Pero tan pronto como la
alianza hubo tenido éxito en su intento conjunto de debilitar a los amos
locales y el aliado “extranjero” de los pueblos mercantes se hubo establecido
como el verdadero poder fuera de su territorio tradicional, éste avanzaba y se
establecía a sí mismo como un superpoder feudal, es decir, en una monarquía,
con un rey que imponía sus reglas abusivas sobre aquellos en el sistema feudal ya
existente. El absolutismo había nacido; y éste no era nada sino feudalismo a
gran escala, con el declive económico otra vez puesto en marcha, los pueblos
desintegrados y el estancamiento y la miseria de vuelta. No fue sino hasta las
postrimerías del siglo diecisiete e inicios del dieciocho, en que el feudalismo
estuvo bajo duro asedio realmente. Para entonces el ataque fue más severo, pues
no era simplemente el intento de hombres pragmáticos –los mercaderes- de
asegurarse esferas de libertad relativa para poder conducir sus asuntos. Era
cada vez más una batalla ideológica luchada contra el feudalismo. La reflexión
intelectual sobre las causas del auge y caída del comercio y la industria que
se habían experimentado, y un estudio más intensivo de la ley romana y en
particular de la ley natural, que habían ambas sido redescubiertas en el
transcurso de la lucha de los mercaderes para desarrollar una ley mercante
internacional y justificarla contra los alegatos rivales de la ley feudal,
había llevado a una comprensión más sólida del concepto de libertad, y de la
libertad como un prerrequisito para la prosperidad económica. A medida que
estas ideas, culminando en trabajos como los “Dos tratados sobre el Gobierno”
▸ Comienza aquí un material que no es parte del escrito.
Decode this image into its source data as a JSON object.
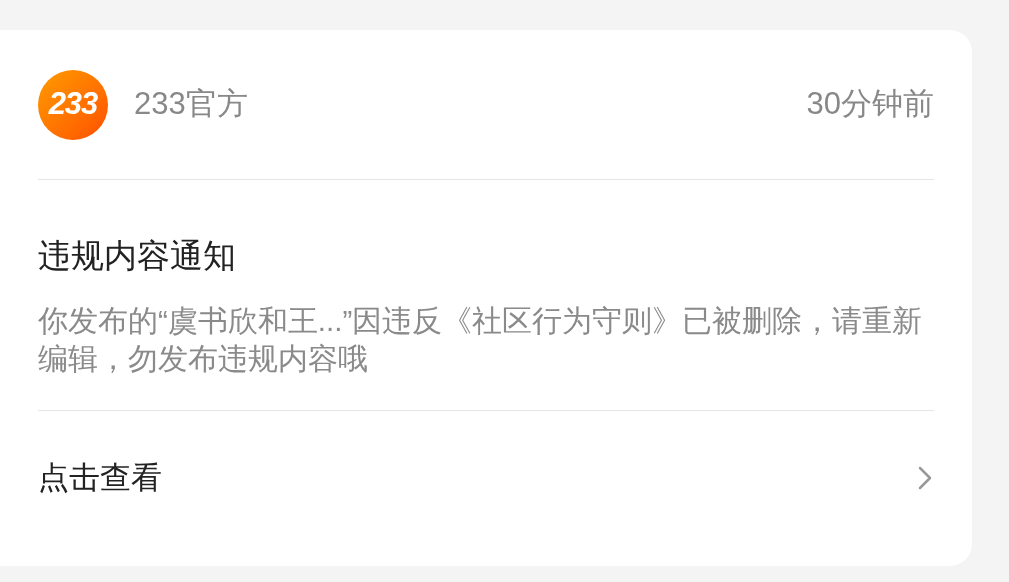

de John Locke en 1688 y “La Riqueza de las Naciones” de Adam Smith en 1776,
permeaban y ocupaban las mentes de un círculo cada vez mayor de gente, el viejo
orden perdió su legitimidad. La vieja forma de pensar en términos de lazos
feudales gradualmente cedió el paso a la idea de una sociedad contractual. Finalmente,
como expresiones externas de este distinto Estado de las cosas en la opinión
pública, se produjeron La Gloriosa en 1688 en Inglaterra, la Revolución
Americana de 1776 y la Revolución Francesa de 1789; ya nada fue igual luego de
que estas revoluciones ocurrieron. Aquellas probaron, de una vez y para la
posteridad, que el viejo orden no era invencible, y encendieron una luz de
esperanza para avanzar aún más en el camino hacia la libertad y la prosperidad.
El Liberalismo, como se
llamó el movimiento ideológico que generó estos acontecimientos monumentales,
emergió de estas revoluciones más fuerte que nunca y se volvió por algo más de
medio siglo, la fuerza ideológica dominante en Europa Occidental. Fue el partido
de la libertad y de la propiedad privada adquirida a través de ocupación y
contrato, asignando al Estado meramente el rol de hacer cumplir estas normas
naturales. Con los residuos del sistema feudal aún funcionando por todas
partes, aunque sacudido en sus fundamentos ideológicos, fue el partido que
representaba una sociedad liberalizada, desregulada y contractualizada, interna
y externamente, es decir, tanto en asuntos domésticos como en asuntos y
relaciones exteriores. Y mientras que bajo la presión de las ideas liberales
las sociedades europeas se volvieron progresivamente libres de restricciones
feudales, también se volvió el partido de la Revolución Industrial, que fue
causada y estimulada por este mismo proceso de liberalización. El desarrollo económico
fue echado a andar a un ritmo jamás antes experimentado por la humanidad. La
industria y el comercio florecieron, y la formación y acumulación de capital
alcanzaron nuevas alturas. Si bien el estándar de vida no se elevó
inmediatamente para todos, se volvió posible sostener a una población
importante –es decir, gente que sólo unos años antes, bajo el feudalismo,
hubiese muerto por hambre debido a la falta de riqueza económica, y que ahora
podían sobrevivir. Adicionalmente, con el crecimiento poblacional tomando lugar
por debajo de la tasa de crecimiento del capital, ahora todos podían esperar de
forma realista una pronta mejora en sus estándares de vida.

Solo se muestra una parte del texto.